O crime é cometido quando uma organização qualificada (ente empresarial) causa a morte de um ou mais indivíduos aos quais tem um dever de cuidado, através de uma violação grave desse dever, sendo que uma parte substancial desta violação decorre da maneira pela qual suas atividades empresariais são executadas ou organizadas pelos gerentes sêniores. […] O dever e o poder de agir da pessoa jurídica para a evitação do resultado danoso é o centro medular para a responsabilização criminal das pessoas jurídicas na legislação do Reino Unido. A relevante violação de um dever de cuidado (relevant duty of care) emerge quando demonstrado que a pessoa jurídica se comporta muito abaixo do que é razoavelmente esperado da organização no caso concreto.

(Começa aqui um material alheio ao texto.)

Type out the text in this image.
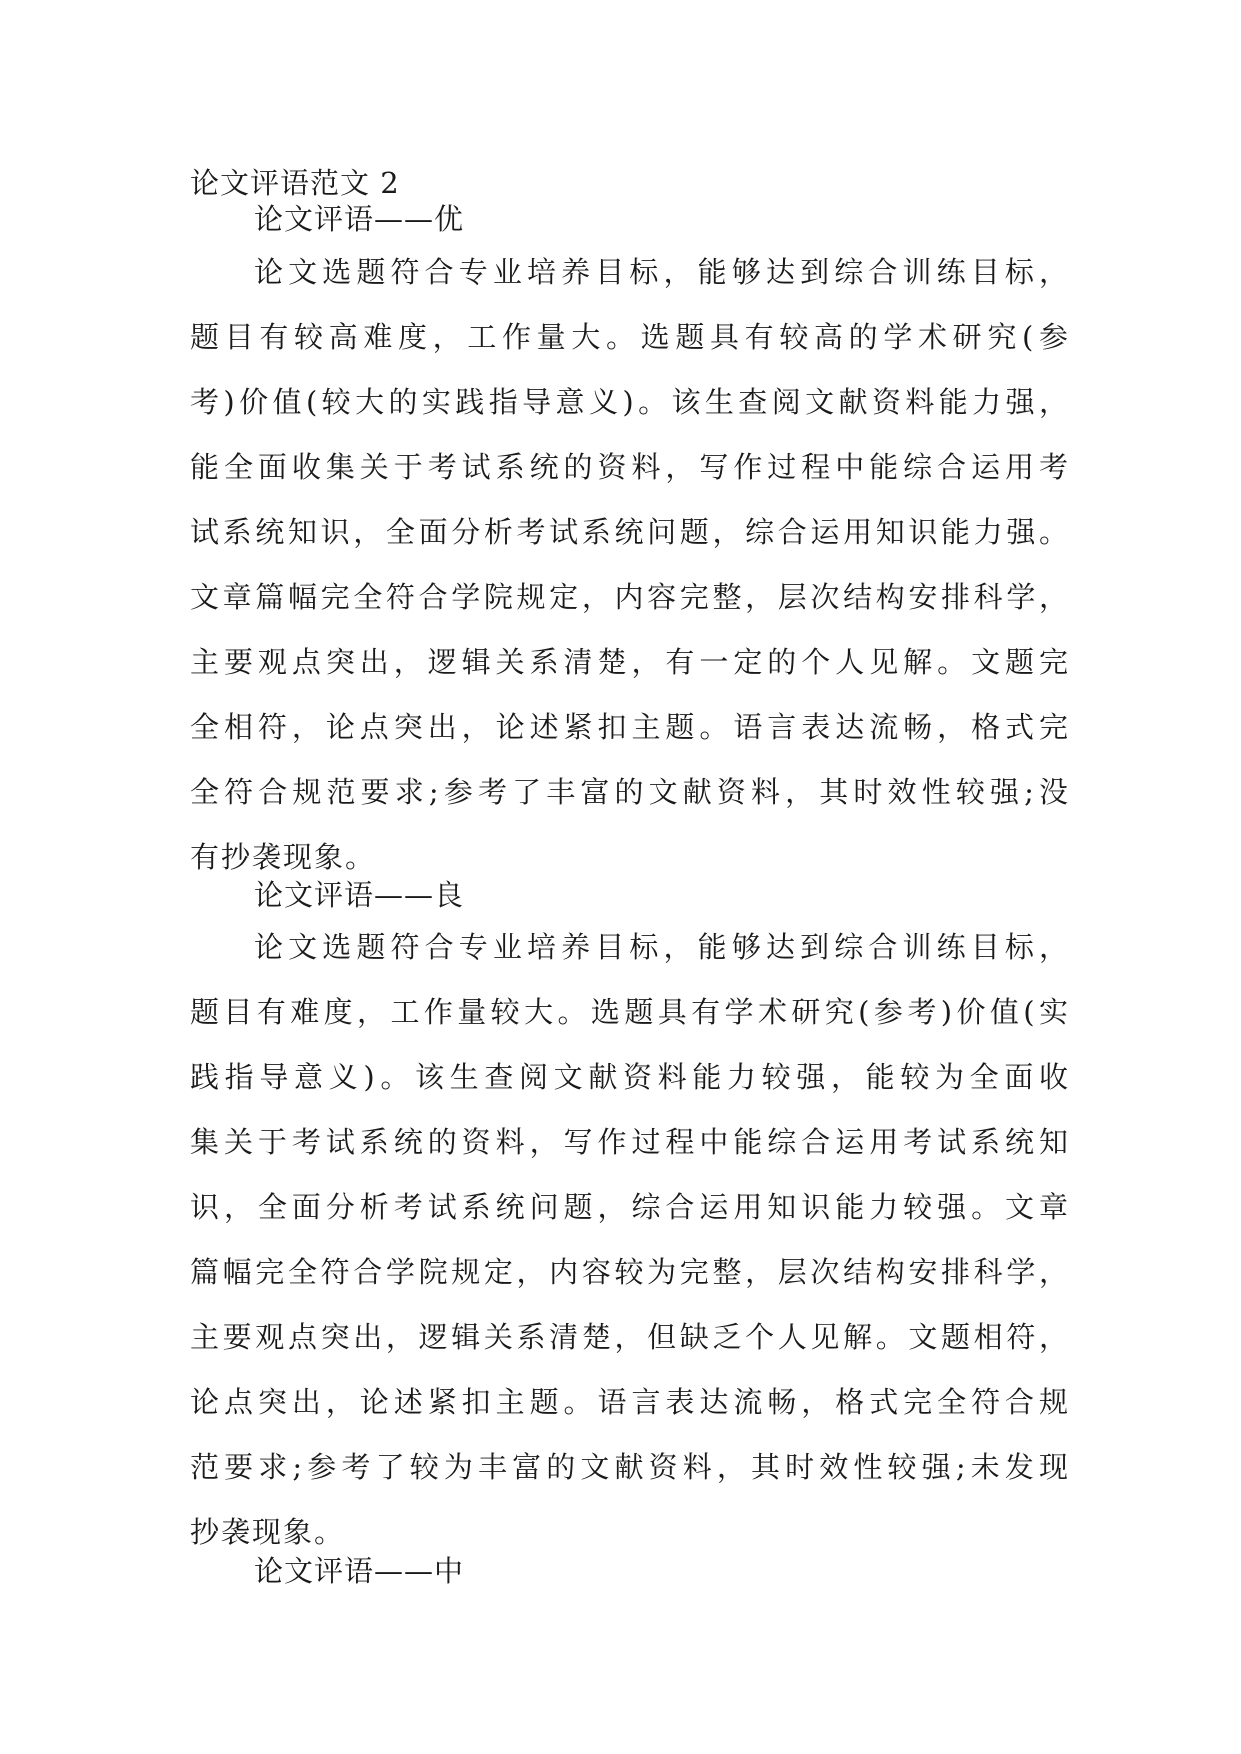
论文评语范文 2
论文评语——优
论文选题符合专业培养目标，能够达到综合训练目标，
题目有较高难度，工作量大。选题具有较高的学术研究(参
考)价值(较大的实践指导意义)。该生查阅文献资料能力强，
能全面收集关于考试系统的资料，写作过程中能综合运用考
试系统知识，全面分析考试系统问题，综合运用知识能力强。
文章篇幅完全符合学院规定，内容完整，层次结构安排科学，
主要观点突出，逻辑关系清楚，有一定的个人见解。文题完
全相符，论点突出，论述紧扣主题。语言表达流畅，格式完
全符合规范要求;参考了丰富的文献资料，其时效性较强;没
有抄袭现象。
论文评语——良
论文选题符合专业培养目标，能够达到综合训练目标，
题目有难度，工作量较大。选题具有学术研究(参考)价值(实
践指导意义)。该生查阅文献资料能力较强，能较为全面收
集关于考试系统的资料，写作过程中能综合运用考试系统知
识，全面分析考试系统问题，综合运用知识能力较强。文章
篇幅完全符合学院规定，内容较为完整，层次结构安排科学，
主要观点突出，逻辑关系清楚，但缺乏个人见解。文题相符，
论点突出，论述紧扣主题。语言表达流畅，格式完全符合规
范要求;参考了较为丰富的文献资料，其时效性较强;未发现
抄袭现象。
论文评语——中
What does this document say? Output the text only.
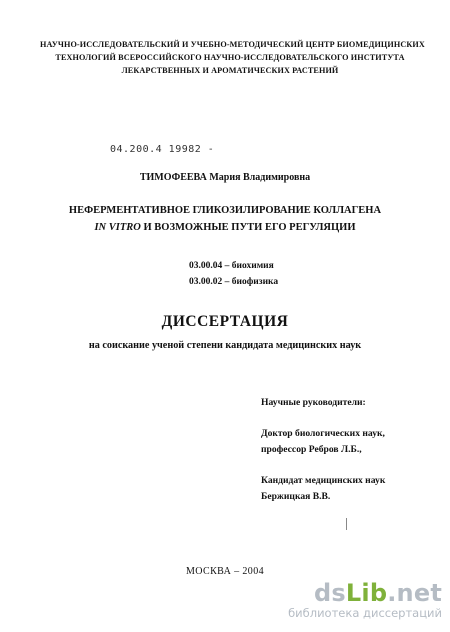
НАУЧНО-ИССЛЕДОВАТЕЛЬСКИЙ И УЧЕБНО-МЕТОДИЧЕСКИЙ ЦЕНТР БИОМЕДИЦИНСКИХ
ТЕХНОЛОГИЙ ВСЕРОССИЙСКОГО НАУЧНО-ИССЛЕДОВАТЕЛЬСКОГО ИНСТИТУТА
ЛЕКАРСТВЕННЫХ И АРОМАТИЧЕСКИХ РАСТЕНИЙ
04.200.4 19982 -
ТИМОФЕЕВА Мария Владимировна
НЕФЕРМЕНТАТИВНОЕ ГЛИКОЗИЛИРОВАНИЕ КОЛЛАГЕНА
IN VITRO И ВОЗМОЖНЫЕ ПУТИ ЕГО РЕГУЛЯЦИИ
03.00.04 – биохимия
03.00.02 – биофизика
ДИССЕРТАЦИЯ
на соискание ученой степени кандидата медицинских наук
Научные руководители:
Доктор биологических наук,
профессор Ребров Л.Б.,
Кандидат медицинских наук
Бержицкая В.В.
МОСКВА – 2004
dsLib.net
библиотека диссертаций
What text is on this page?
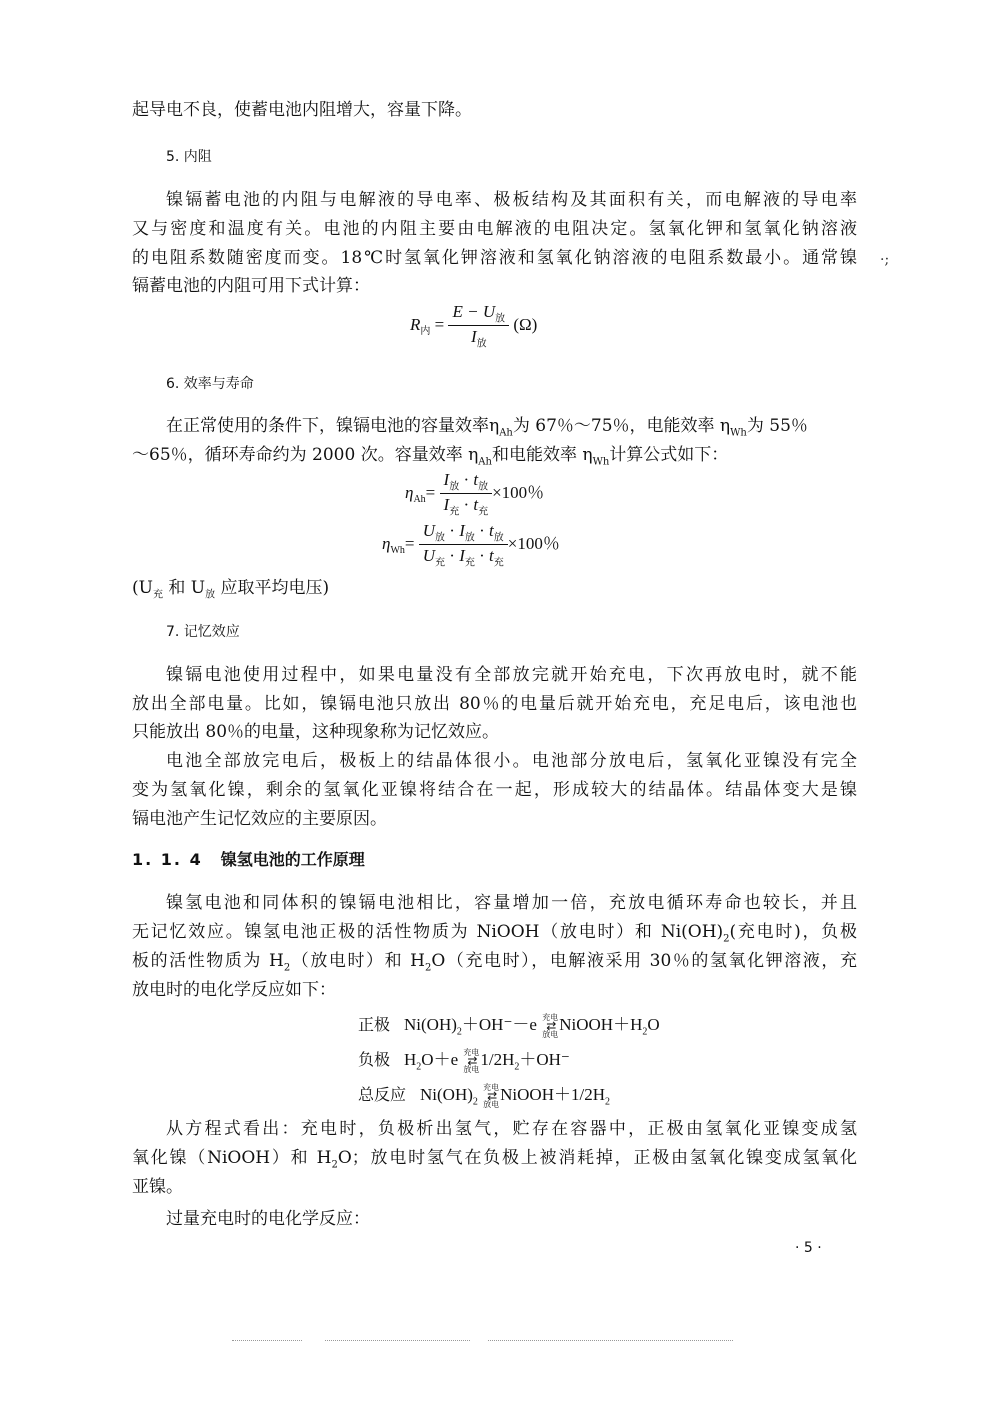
起导电不良，使蓄电池内阻增大，容量下降。
5. 内阻
镍镉蓄电池的内阻与电解液的导电率、极板结构及其面积有关，而电解液的导电率
又与密度和温度有关。电池的内阻主要由电解液的电阻决定。氢氧化钾和氢氧化钠溶液
的电阻系数随密度而变。18℃时氢氧化钾溶液和氢氧化钠溶液的电阻系数最小。通常镍
镉蓄电池的内阻可用下式计算：
$R_内 = \frac{E - U_放}{I_放} (\Omega)$
6. 效率与寿命
在正常使用的条件下，镍镉电池的容量效率$\eta_{Ah}$为 67％～75％，电能效率 $\eta_{Wh}$为 55％
～65％，循环寿命约为 2000 次。容量效率 $\eta_{Ah}$和电能效率 $\eta_{Wh}$计算公式如下：
$\eta_{Ah}= \frac{I_放 \cdot t_放}{I_充 \cdot t_充} \times 100$％
$\eta_{Wh}= \frac{U_放 \cdot I_放 \cdot t_放}{U_充 \cdot I_充 \cdot t_充} \times 100$％
($U_充$ 和 $U_放$ 应取平均电压)
7. 记忆效应
镍镉电池使用过程中，如果电量没有全部放完就开始充电，下次再放电时，就不能
放出全部电量。比如，镍镉电池只放出 80％的电量后就开始充电，充足电后，该电池也
只能放出 80％的电量，这种现象称为记忆效应。
电池全部放完电后，极板上的结晶体很小。电池部分放电后，氢氧化亚镍没有完全
变为氢氧化镍，剩余的氢氧化亚镍将结合在一起，形成较大的结晶体。结晶体变大是镍
镉电池产生记忆效应的主要原因。
1. 1. 4 镍氢电池的工作原理
镍氢电池和同体积的镍镉电池相比，容量增加一倍，充放电循环寿命也较长，并且
无记忆效应。镍氢电池正极的活性物质为 NiOOH（放电时）和 $Ni(OH)_2$(充电时)，负极
板的活性物质为 $H_2$（放电时）和 $H_2O$（充电时），电解液采用 30％的氢氧化钾溶液，充
放电时的电化学反应如下：
正极 $Ni(OH)_2+OH^--e$ 充电
⇄
放电
$NiOOH+H_2O$
负极 $H_2O+e$ 充电
⇄
放电
$1/2H_2+OH^-$
总反应 $Ni(OH)_2$
充电
⇄
放电
$NiOOH+1/2H_2$
从方程式看出：充电时，负极析出氢气，贮存在容器中，正极由氢氧化亚镍变成氢
氧化镍（NiOOH）和 $H_2O$；放电时氢气在负极上被消耗掉，正极由氢氧化镍变成氢氧化
亚镍。
过量充电时的电化学反应：
· 5 ·
·;
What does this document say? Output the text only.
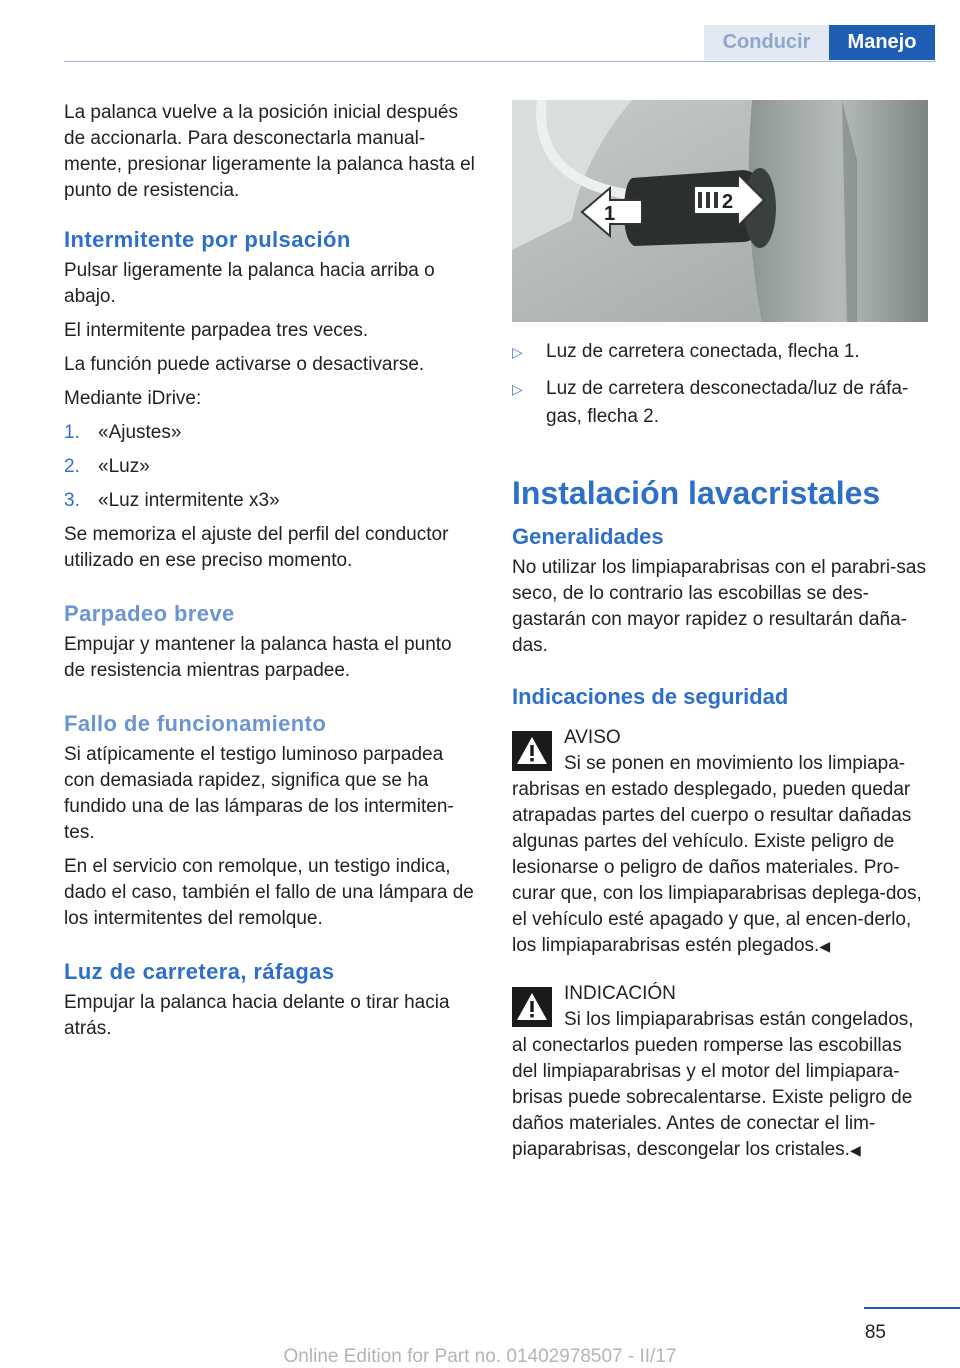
Conducir	Manejo

La palanca vuelve a la posición inicial después de accionarla. Para desconectarla manual-mente, presionar ligeramente la palanca hasta el punto de resistencia.

Intermitente por pulsación

Pulsar ligeramente la palanca hacia arriba o abajo.

El intermitente parpadea tres veces.

La función puede activarse o desactivarse.

Mediante iDrive:

1. «Ajustes»
2. «Luz»
3. «Luz intermitente x3»

Se memoriza el ajuste del perfil del conductor utilizado en ese preciso momento.

Parpadeo breve

Empujar y mantener la palanca hasta el punto de resistencia mientras parpadee.

Fallo de funcionamiento

Si atípicamente el testigo luminoso parpadea con demasiada rapidez, significa que se ha fundido una de las lámparas de los intermiten-tes.

En el servicio con remolque, un testigo indica, dado el caso, también el fallo de una lámpara de los intermitentes del remolque.

Luz de carretera, ráfagas

Empujar la palanca hacia delante o tirar hacia atrás.

1
2
▷	Luz de carretera conectada, flecha 1.
▷	Luz de carretera desconectada/luz de ráfa-gas, flecha 2.
Instalación lavacristales
Generalidades

No utilizar los limpiaparabrisas con el parabri-sas seco, de lo contrario las escobillas se des-gastarán con mayor rapidez o resultarán daña-das.

Indicaciones de seguridad
AVISO
Si se ponen en movimiento los limpiapa-

rabrisas en estado desplegado, pueden quedar atrapadas partes del cuerpo o resultar dañadas algunas partes del vehículo. Existe peligro de lesionarse o peligro de daños materiales. Pro-curar que, con los limpiaparabrisas deplega-dos, el vehículo esté apagado y que, al encen-derlo, los limpiaparabrisas estén plegados.◀

INDICACIÓN
Si los limpiaparabrisas están congelados,

al conectarlos pueden romperse las escobillas del limpiaparabrisas y el motor del limpiapara-brisas puede sobrecalentarse. Existe peligro de daños materiales. Antes de conectar el lim-piaparabrisas, descongelar los cristales.◀

85
Online Edition for Part no. 01402978507 - II/17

Quanto a isso, o julgamento do caso na corte inglesa também pode ser um importante momento para que novos dados sejam descortinados quanto a apontada negligência da mineradora, mas principalmente qualificar a forma como nossos legisladores compreendem o papel das empresas em desastres de proporções assombrosas como o da Samarco.

Quatro anos após o rompimento da barragem do Fundão em Mariana, o macabro experimento comercial neoextrativista repetiu-se em Brumadinho. Os dois eventos, longe de serem os únicos, mudaram a percepção de diferentes gerações sobre a mineração e as narrativas produzidas sobre a atividade. Adicionalmente, dão indícios um padrão sistêmico de impunidade. Elas são amostras sinistras de como Brasil, assim como muitos outros países latino americanos, segue sendo abundante fornecedor de zonas de sacrifício.  Para se ter uma noção, nenhum alvo das acusações de crime no caso da Samarco (22 pessoas e 4 empresas) foi punido e o destino tem sido a prescrição. Longe de representar uma afronta à soberania jurídica brasileira, o julgamento nos tribunais ingleses relembra e reforça a capacidade das nações e da sociedade civil de impor constrangimentos significativos aos apetites e negligências de agentes predatórios — que seguem insaciáveis em se apropriar e exaurir recursos, territórios e existências.